The airwaves are awash today with advertisements for debt consolidation schemes. They are designed for those of us who wake up one day and find ourselves burdened with high levels of short term debt, accumulated (usually) on credit cards that have a very high interest rate attached to them. The notion behind a debt loan is that you take out a loan at a lower interest rate than that charged by the credit card companies, and pay off your short term debt. You are then making just one payment on a loan with a lower interest rate than you were paying on your multitude of monthly credit card bills. Thats the theory.
There are a few financial and human elements in this scheme that are required to make it work. The first is that the spending habits that got you into difficulty in the first place must stop. That may require a step as radical as destroying your credit cards, or all of them save the one you use to pay your bills online. That card you may want to leave in your desk drawer and hold it for budgetary uses only.
Home Equity Loans
The financial element involved in utilizing a debt loan is simply finding one that works for you. The tool that has been used by tens of thousands of homeowners is a home equity loan. Homeowners have taken advantage of low mortgage rates to secure a second mortgage and use the proceeds to pay down debt. Here again the human element comes into play: it is best to borrow only the amount you need to retire your overextended credit.
Stay away from home equity lines of credit: you are just creating another temptation if you have a credit line to draw down. Home equity loans are also usually eligible for the tax deduction on interest that you get with the original mortgage. If your home equity loan also becomes an unmanageable debt problem however, your home may be in jeopardy. Keep in mind that with a home equity debt loan, you are literally betting the farm.
Debt Consolidation Loans
Unsecured debt consolidation loans require some serious research and study. If you are already having credit problems, youre not going to be eligible for an unsecured loan with a sterling interest rate. It may be less than your credit card rates but it will, in all likelihood, be high. These loans also need to be carefully read to check for penalty clauses, late payment fees, prepayment penalties and the like. Debt consolidation loans also often have extremely high closing costs, or fees attached to them as the price of doing business.

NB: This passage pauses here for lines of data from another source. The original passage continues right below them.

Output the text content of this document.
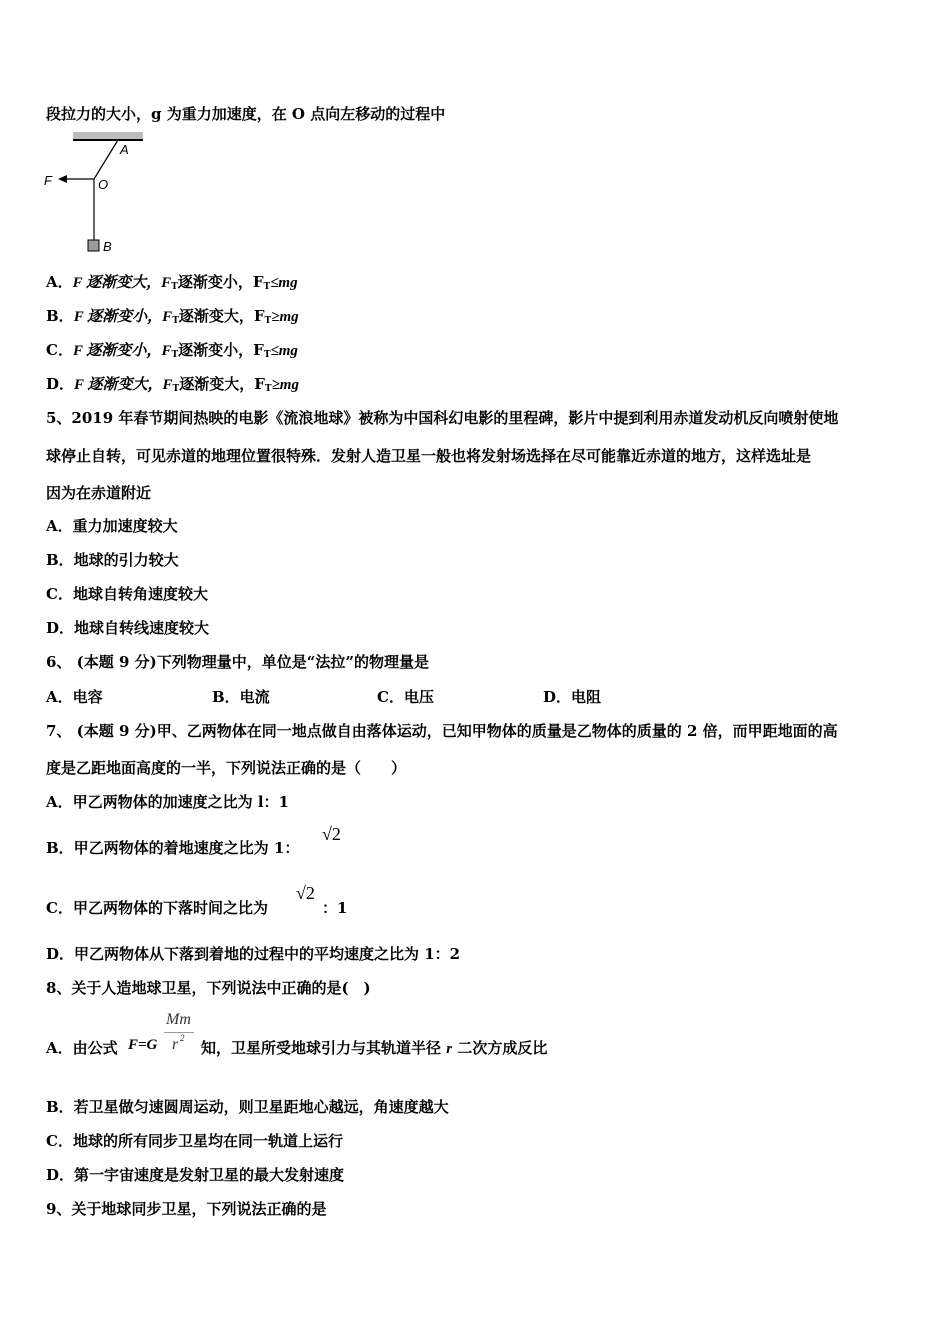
段拉力的大小，g 为重力加速度，在 O 点向左移动的过程中
A
O
F
B
A．F 逐渐变大，$F_T$逐渐变小，$F_T\le mg$
B．F 逐渐变小，$F_T$逐渐变大，$F_T\ge mg$
C．F 逐渐变小，$F_T$逐渐变小，$F_T\le mg$
D．F 逐渐变大，$F_T$逐渐变大，$F_T\ge mg$
5、2019 年春节期间热映的电影《流浪地球》被称为中国科幻电影的里程碑，影片中提到利用赤道发动机反向喷射使地
球停止自转，可见赤道的地理位置很特殊．发射人造卫星一般也将发射场选择在尽可能靠近赤道的地方，这样选址是
因为在赤道附近
A．重力加速度较大
B．地球的引力较大
C．地球自转角速度较大
D．地球自转线速度较大
6、 (本题 9 分)下列物理量中，单位是“法拉”的物理量是
A．电容	B．电流	C．电压	D．电阻
7、 (本题 9 分)甲、乙两物体在同一地点做自由落体运动，已知甲物体的质量是乙物体的质量的 2 倍，而甲距地面的高
度是乙距地面高度的一半，下列说法正确的是（　　）
A．甲乙两物体的加速度之比为 l：1
B．甲乙两物体的着地速度之比为 1：
√2
C．甲乙两物体的下落时间之比为
√2
：1
D．甲乙两物体从下落到着地的过程中的平均速度之比为 1：2
8、关于人造地球卫星，下列说法中正确的是(　)
A．由公式 F=G
Mm
r 2
知，卫星所受地球引力与其轨道半径 r 二次方成反比
B．若卫星做匀速圆周运动，则卫星距地心越远，角速度越大
C．地球的所有同步卫星均在同一轨道上运行
D．第一宇宙速度是发射卫星的最大发射速度
9、关于地球同步卫星，下列说法正确的是
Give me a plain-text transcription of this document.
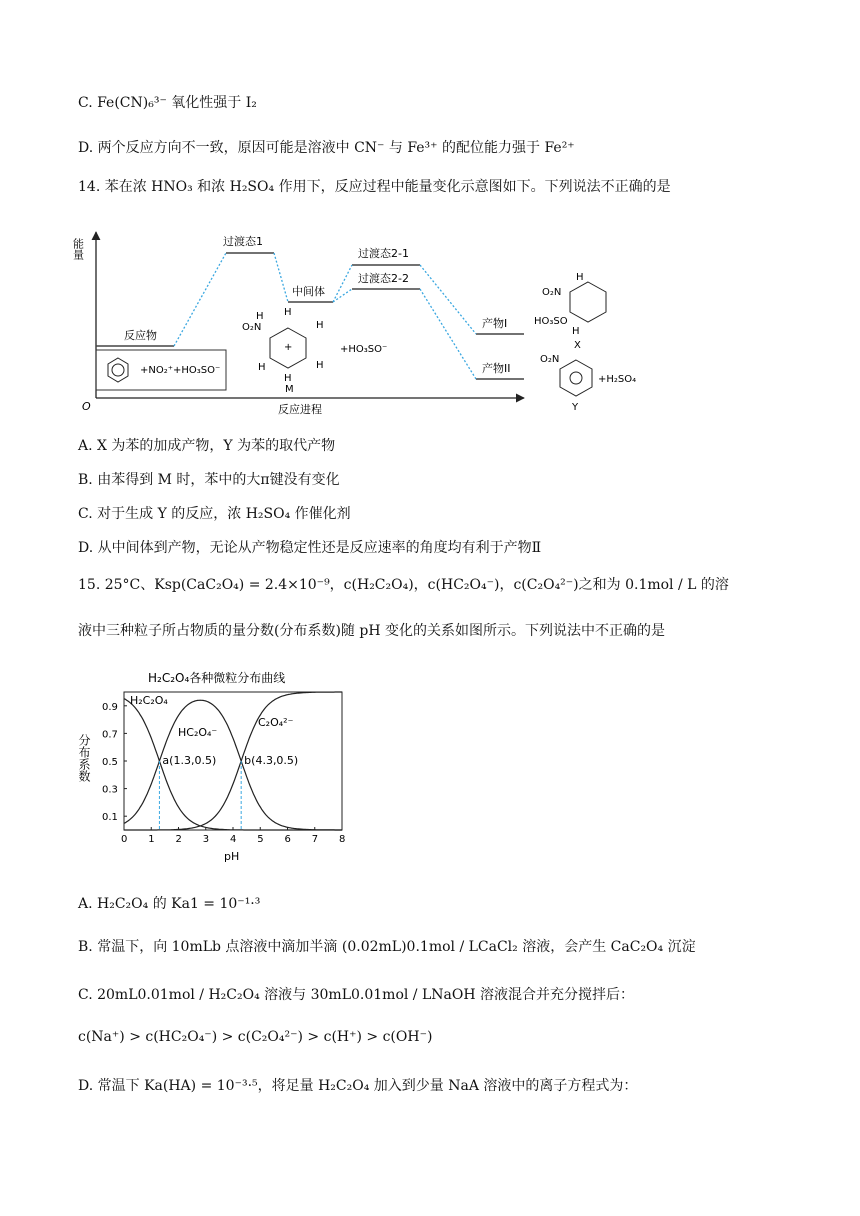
C. Fe(CN)₆³⁻ 氧化性强于 I₂
D. 两个反应方向不一致，原因可能是溶液中 CN⁻ 与 Fe³⁺ 的配位能力强于 Fe²⁺
14. 苯在浓 HNO₃ 和浓 H₂SO₄ 作用下，反应过程中能量变化示意图如下。下列说法不正确的是
能量
O	反应进程
反应物
过渡态1
中间体
过渡态2-1
过渡态2-2
产物I
产物II
+NO₂⁺+HO₃SO⁻
+
O₂N
H H
H
H
H
H
M
+HO₃SO⁻
H
O₂N
HO₃SO
H
X
O₂N
+H₂SO₄
Y
A. X 为苯的加成产物，Y 为苯的取代产物
B. 由苯得到 M 时，苯中的大π键没有变化
C. 对于生成 Y 的反应，浓 H₂SO₄ 作催化剂
D. 从中间体到产物，无论从产物稳定性还是反应速率的角度均有利于产物Ⅱ
15. 25°C、Ksp(CaC₂O₄) = 2.4×10⁻⁹，c(H₂C₂O₄)，c(HC₂O₄⁻)，c(C₂O₄²⁻)之和为 0.1mol / L 的溶
液中三种粒子所占物质的量分数(分布系数)随 pH 变化的关系如图所示。下列说法中不正确的是
H₂C₂O₄各种微粒分布曲线
分布系数
pH
0 1 2 3 4 5 6 7 8
0.1
0.3
0.5
0.7
0.9
a(1.3,0.5)	b(4.3,0.5)
H₂C₂O₄
HC₂O₄⁻
C₂O₄²⁻
A. H₂C₂O₄ 的 Ka1 = 10⁻¹·³
B. 常温下，向 10mLb 点溶液中滴加半滴 (0.02mL)0.1mol / LCaCl₂ 溶液，会产生 CaC₂O₄ 沉淀
C. 20mL0.01mol / H₂C₂O₄ 溶液与 30mL0.01mol / LNaOH 溶液混合并充分搅拌后：
c(Na⁺) > c(HC₂O₄⁻) > c(C₂O₄²⁻) > c(H⁺) > c(OH⁻)
D. 常温下 Ka(HA) = 10⁻³·⁵，将足量 H₂C₂O₄ 加入到少量 NaA 溶液中的离子方程式为：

If this is the type of loan you decide upon, incorporate all fees into your monthly payment schedule and compare it to the total of your monthly credit card bills. There are a number of debt consolidation loan brokers who prey on peoples desperation and posture their outrageously expensive loan as a last resort. This is called predatory lending and theres been enough of it to prompt federal legislation outlawing certain banking practices.
Credit Card Consolidation
There are also the zero interest credit card offers out there, advertising credit cards with no interest for six months as a way to consolidate your existing credit. Those cards usually jump rates up to commercial levels after a short period of perhaps six months. Once again, you have to calculate your payoff schedule and decide if the six month grace period makes it worthwhile.